Les petites banques régionales sont davantage exposées aux risques liés à l'immobilier commercial, car elles concentrent fortement leurs prêts sur cette catégorie. Deux-tiers de leur book de crédit est en effet concentré sur l’immobilier commercial versus un tiers pour l’immobilier résidentiel. A contrario, les grandes banques ont un portefeuille de crédit beaucoup plus diversifié.
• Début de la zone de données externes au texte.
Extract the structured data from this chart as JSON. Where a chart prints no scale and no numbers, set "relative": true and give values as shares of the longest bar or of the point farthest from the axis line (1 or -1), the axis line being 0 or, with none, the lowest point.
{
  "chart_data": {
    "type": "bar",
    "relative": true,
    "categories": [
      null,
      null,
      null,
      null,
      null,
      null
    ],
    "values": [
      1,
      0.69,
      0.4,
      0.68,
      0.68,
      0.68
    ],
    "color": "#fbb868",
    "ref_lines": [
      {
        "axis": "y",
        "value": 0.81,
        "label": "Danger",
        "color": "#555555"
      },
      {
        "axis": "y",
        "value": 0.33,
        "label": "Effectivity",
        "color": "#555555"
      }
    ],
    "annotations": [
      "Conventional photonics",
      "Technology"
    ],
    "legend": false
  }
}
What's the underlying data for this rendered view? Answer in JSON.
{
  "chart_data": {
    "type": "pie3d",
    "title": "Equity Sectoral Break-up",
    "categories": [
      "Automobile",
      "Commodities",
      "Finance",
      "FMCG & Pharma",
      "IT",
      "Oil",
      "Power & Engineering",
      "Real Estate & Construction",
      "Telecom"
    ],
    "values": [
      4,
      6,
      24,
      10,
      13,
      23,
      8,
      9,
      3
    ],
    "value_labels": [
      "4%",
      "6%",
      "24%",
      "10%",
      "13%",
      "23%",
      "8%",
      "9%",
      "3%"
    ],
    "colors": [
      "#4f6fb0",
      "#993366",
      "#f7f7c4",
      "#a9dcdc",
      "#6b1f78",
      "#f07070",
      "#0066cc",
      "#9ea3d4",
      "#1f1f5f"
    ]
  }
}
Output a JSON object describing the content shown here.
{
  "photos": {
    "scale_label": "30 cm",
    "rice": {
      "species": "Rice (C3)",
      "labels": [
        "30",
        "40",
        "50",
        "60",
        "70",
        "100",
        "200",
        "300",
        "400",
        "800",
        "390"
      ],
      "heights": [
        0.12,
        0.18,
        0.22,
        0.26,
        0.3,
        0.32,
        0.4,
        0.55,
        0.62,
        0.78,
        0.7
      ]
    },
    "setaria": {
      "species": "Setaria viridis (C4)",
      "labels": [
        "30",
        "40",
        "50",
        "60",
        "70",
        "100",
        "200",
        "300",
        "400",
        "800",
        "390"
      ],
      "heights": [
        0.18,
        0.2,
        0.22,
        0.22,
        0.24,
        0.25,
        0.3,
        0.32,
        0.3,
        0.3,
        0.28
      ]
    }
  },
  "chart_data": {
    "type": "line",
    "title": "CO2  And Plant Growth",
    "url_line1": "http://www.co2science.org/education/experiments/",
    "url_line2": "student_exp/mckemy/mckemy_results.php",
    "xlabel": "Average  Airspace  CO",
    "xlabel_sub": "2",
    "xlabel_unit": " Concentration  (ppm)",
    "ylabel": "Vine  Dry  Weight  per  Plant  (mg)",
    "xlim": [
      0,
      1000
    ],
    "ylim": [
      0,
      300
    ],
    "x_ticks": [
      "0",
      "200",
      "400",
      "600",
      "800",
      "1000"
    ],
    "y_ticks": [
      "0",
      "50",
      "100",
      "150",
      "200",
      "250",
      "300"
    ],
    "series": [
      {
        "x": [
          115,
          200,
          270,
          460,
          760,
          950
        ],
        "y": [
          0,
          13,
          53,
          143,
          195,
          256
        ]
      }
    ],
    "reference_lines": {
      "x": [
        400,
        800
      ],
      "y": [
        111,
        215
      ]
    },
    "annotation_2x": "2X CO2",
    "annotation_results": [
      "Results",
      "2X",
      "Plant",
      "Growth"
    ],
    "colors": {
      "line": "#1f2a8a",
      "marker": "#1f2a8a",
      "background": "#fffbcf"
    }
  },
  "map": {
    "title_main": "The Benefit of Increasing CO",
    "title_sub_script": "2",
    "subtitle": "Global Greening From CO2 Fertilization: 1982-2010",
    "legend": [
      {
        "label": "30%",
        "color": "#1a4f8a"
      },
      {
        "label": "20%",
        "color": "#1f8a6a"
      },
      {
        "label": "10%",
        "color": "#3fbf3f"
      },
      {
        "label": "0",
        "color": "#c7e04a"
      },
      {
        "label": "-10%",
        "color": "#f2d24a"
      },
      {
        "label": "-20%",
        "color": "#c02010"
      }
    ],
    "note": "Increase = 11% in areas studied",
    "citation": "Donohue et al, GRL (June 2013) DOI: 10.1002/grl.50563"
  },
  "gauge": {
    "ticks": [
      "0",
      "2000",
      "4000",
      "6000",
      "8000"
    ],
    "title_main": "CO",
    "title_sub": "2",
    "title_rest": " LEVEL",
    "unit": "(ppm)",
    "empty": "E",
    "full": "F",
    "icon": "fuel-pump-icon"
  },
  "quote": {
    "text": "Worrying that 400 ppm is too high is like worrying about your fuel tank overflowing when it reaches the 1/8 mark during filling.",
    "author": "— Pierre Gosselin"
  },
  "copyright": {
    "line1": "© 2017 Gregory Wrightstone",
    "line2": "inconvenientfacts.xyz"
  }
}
Les compagnies d'assurance ont également une exposition importante à la dette immobilière américaine et ont 666 milliards de dollars d'exposition à l'immobilier commercial. Un exemple de stress lié à l’exposition de ce secteur dans l’immobilier: le coût pour assurer la dette senior de Lincoln Financials, une compagnie d'assurance, a fortement augmenté récemment (cf. graphique ci-dessous).

CDS sur la dette sénior de Lincoln Financials  

Source: Bloomberg

Enfin, les «Shadow Banks», des institutions financières sans licence bancaire et donc moins soumises aux réglementations financières strictes, sont également exposées et ce pour des montants qu’il est difficile d’estimer.

Conclusion

Comme le dit un vieil adage, le resserrement de la politique monétaire est comme la pêche à la dynamite: lorsque l'explosion se produit, elle décime tout ce qui se trouve à proximité. Les petits poissons remontent les premiers à la surface. Mais il peut s'écouler un certain temps avant que la ou les baleines n'apparaissent. Avec la chute de plusieurs banques (Silicon Valley Bank, Signature Bank, First Republic Bank) au cours du premier semestre de l'année, il semblerait que le contrecoup du resserrement de la politique de la Fed commence à se faire sentir. Mais faut-il considérer ces banques comme des baleines ou comme de simples petits poissons? À ce stade, il est très difficile de répondre à cette question. Cependant, nous pensons que nous sommes entrés dans une nouvelle période d'incertitude. L'immobilier commercial pourrait bien être la baleine de 2023.